岡口分限決定2が、武田芳樹教授から批判されています 

岡口分限決定2が、武田芳樹山梨学院大学教授から批判されています 

 

「岡口分限決定1と共通する問題として,表現の自由に関する検討が実質的には行われていないという点を指摘することができる。

また,最高裁は,裁判官に対する懲戒事由の一つである「品位を辱める行状があったとき」を限定解釈する姿勢を示していない。

少なくとも,表現の制約を踏まえた裁判所法の解釈を示すか,表現の自由に対する制約としても許容されることを検討することが必要であったはずである。」

法学教室483号162頁

 

 

 

分限裁判と言えば、かつて寺西判事補事件というのがありました。

そのときの最高裁大法廷決定は、様々な論点について憲法学的観点からの検討がされ、それを踏まえて戒告処分の結論に至ったものであり、今でも、憲法の授業で取り上げられ続けています。

 

ところが、岡口分限決定は、そうした法的な検討が全くされずに、まさに「初めから結論ありき」のものとなっています。

法的な検討をすることもなく、「とにかく、この裁判官は戒告にしてしまえ」と、それだけの決定だということです。
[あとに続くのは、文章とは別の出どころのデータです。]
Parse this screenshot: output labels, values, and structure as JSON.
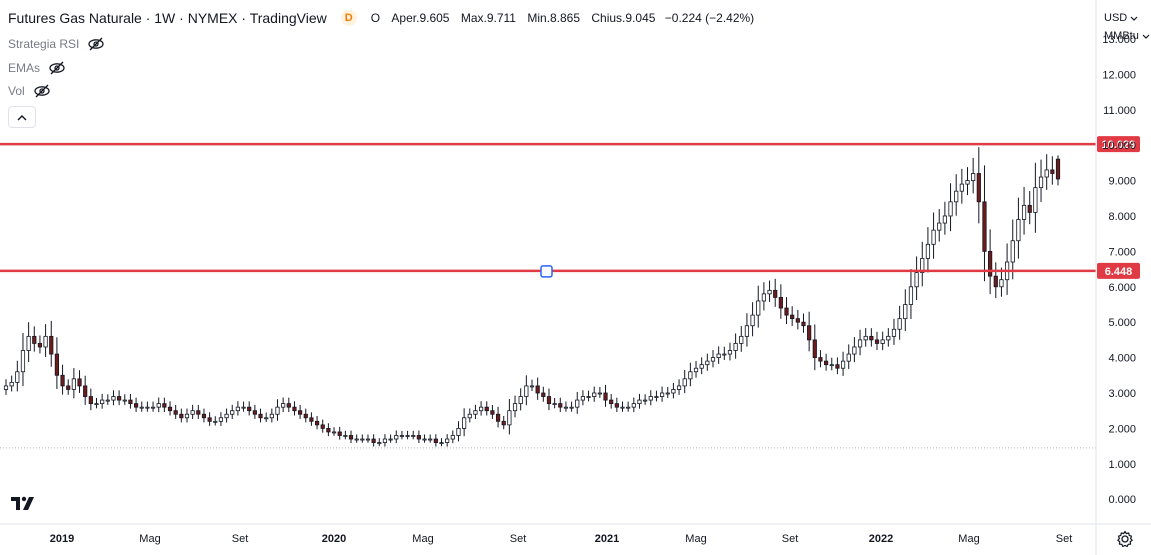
{
  "header": {
    "title": "Futures Gas Naturale · 1W · NYMEX · TradingView",
    "badge": "D",
    "ohlc": {
      "o_label": "O",
      "open_label": "Aper.",
      "open": "9.605",
      "high_label": "Max.",
      "high": "9.711",
      "low_label": "Min.",
      "low": "8.865",
      "close_label": "Chius.",
      "close": "9.045",
      "change": "−0.224 (−2.42%)"
    }
  },
  "legend": {
    "items": [
      {
        "label": "Strategia RSI",
        "icon": "eye-crossed-icon"
      },
      {
        "label": "EMAs",
        "icon": "eye-crossed-icon"
      },
      {
        "label": "Vol",
        "icon": "eye-crossed-icon"
      }
    ]
  },
  "price_axis": {
    "currency": "USD",
    "unit": "MMBtu"
  },
  "colors": {
    "up": "#26a69a",
    "down": "#ef5350",
    "candle_up_body": "#ffffff",
    "candle_down_body": "#6d1b1b",
    "hline": "#e03a44",
    "grid_dots": "#b2b5be"
  },
  "chart_data": {
    "type": "candlestick",
    "title": "Futures Gas Naturale · 1W · NYMEX · TradingView",
    "ylim": [
      -0.7,
      14.1
    ],
    "y_ticks": [
      "0.000",
      "1.000",
      "2.000",
      "3.000",
      "4.000",
      "5.000",
      "6.000",
      "7.000",
      "8.000",
      "9.000",
      "10.000",
      "11.000",
      "12.000",
      "13.000"
    ],
    "x_ticks": [
      "2019",
      "Mag",
      "Set",
      "2020",
      "Mag",
      "Set",
      "2021",
      "Mag",
      "Set",
      "2022",
      "Mag",
      "Set"
    ],
    "horizontal_lines": [
      {
        "value": 10.029,
        "label": "10.029"
      },
      {
        "value": 6.448,
        "label": "6.448"
      }
    ],
    "reference_line": {
      "value": 1.45
    },
    "series_close": [
      3.2,
      3.3,
      3.6,
      4.2,
      4.6,
      4.4,
      4.3,
      4.6,
      4.1,
      3.5,
      3.2,
      3.1,
      3.4,
      3.2,
      2.9,
      2.7,
      2.7,
      2.8,
      2.8,
      2.9,
      2.8,
      2.8,
      2.7,
      2.6,
      2.6,
      2.6,
      2.6,
      2.7,
      2.6,
      2.5,
      2.4,
      2.3,
      2.4,
      2.5,
      2.4,
      2.3,
      2.2,
      2.2,
      2.3,
      2.4,
      2.5,
      2.6,
      2.6,
      2.5,
      2.4,
      2.3,
      2.3,
      2.4,
      2.6,
      2.7,
      2.6,
      2.5,
      2.4,
      2.3,
      2.2,
      2.1,
      2.0,
      1.9,
      1.9,
      1.8,
      1.8,
      1.7,
      1.7,
      1.7,
      1.7,
      1.6,
      1.6,
      1.7,
      1.7,
      1.8,
      1.8,
      1.8,
      1.8,
      1.7,
      1.7,
      1.7,
      1.6,
      1.6,
      1.7,
      1.8,
      2.0,
      2.3,
      2.4,
      2.5,
      2.6,
      2.5,
      2.4,
      2.2,
      2.1,
      2.5,
      2.7,
      2.9,
      3.2,
      3.2,
      3.0,
      2.9,
      2.7,
      2.7,
      2.6,
      2.6,
      2.6,
      2.8,
      2.9,
      2.9,
      3.0,
      3.0,
      2.8,
      2.7,
      2.6,
      2.6,
      2.6,
      2.7,
      2.8,
      2.8,
      2.9,
      2.9,
      3.0,
      3.0,
      3.1,
      3.2,
      3.4,
      3.6,
      3.7,
      3.8,
      3.9,
      4.0,
      4.1,
      4.1,
      4.2,
      4.4,
      4.6,
      4.9,
      5.2,
      5.6,
      5.8,
      5.9,
      5.7,
      5.4,
      5.2,
      5.1,
      5.0,
      4.9,
      4.5,
      4.0,
      3.9,
      3.8,
      3.8,
      3.7,
      3.9,
      4.1,
      4.3,
      4.5,
      4.6,
      4.5,
      4.4,
      4.5,
      4.6,
      4.8,
      5.1,
      5.5,
      6.0,
      6.4,
      6.8,
      7.2,
      7.6,
      7.8,
      8.0,
      8.4,
      8.7,
      8.9,
      9.0,
      9.2,
      8.4,
      7.0,
      6.3,
      6.0,
      6.2,
      6.7,
      7.3,
      7.9,
      8.3,
      8.1,
      8.8,
      9.1,
      9.3,
      9.2,
      9.045
    ],
    "last": {
      "open": 9.605,
      "high": 9.711,
      "low": 8.865,
      "close": 9.045,
      "change": -0.224,
      "change_pct": -2.42
    }
  }
}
これでは、まさかの最高裁が「法の支配」ではなく「人の支配」です。

 

20年で、ここまで最高裁大法廷が劣化するとは、

憲法学者のみなさんも、驚いておられることでしょう。

 

*しかも、岡口分限決定2は、これに加え、既にこのブログで明らかにしたとおり、事実誤認や手続保障の欠如もあるものです(完全に不意打ちの事実認定をした挙句、それが間違っていました)。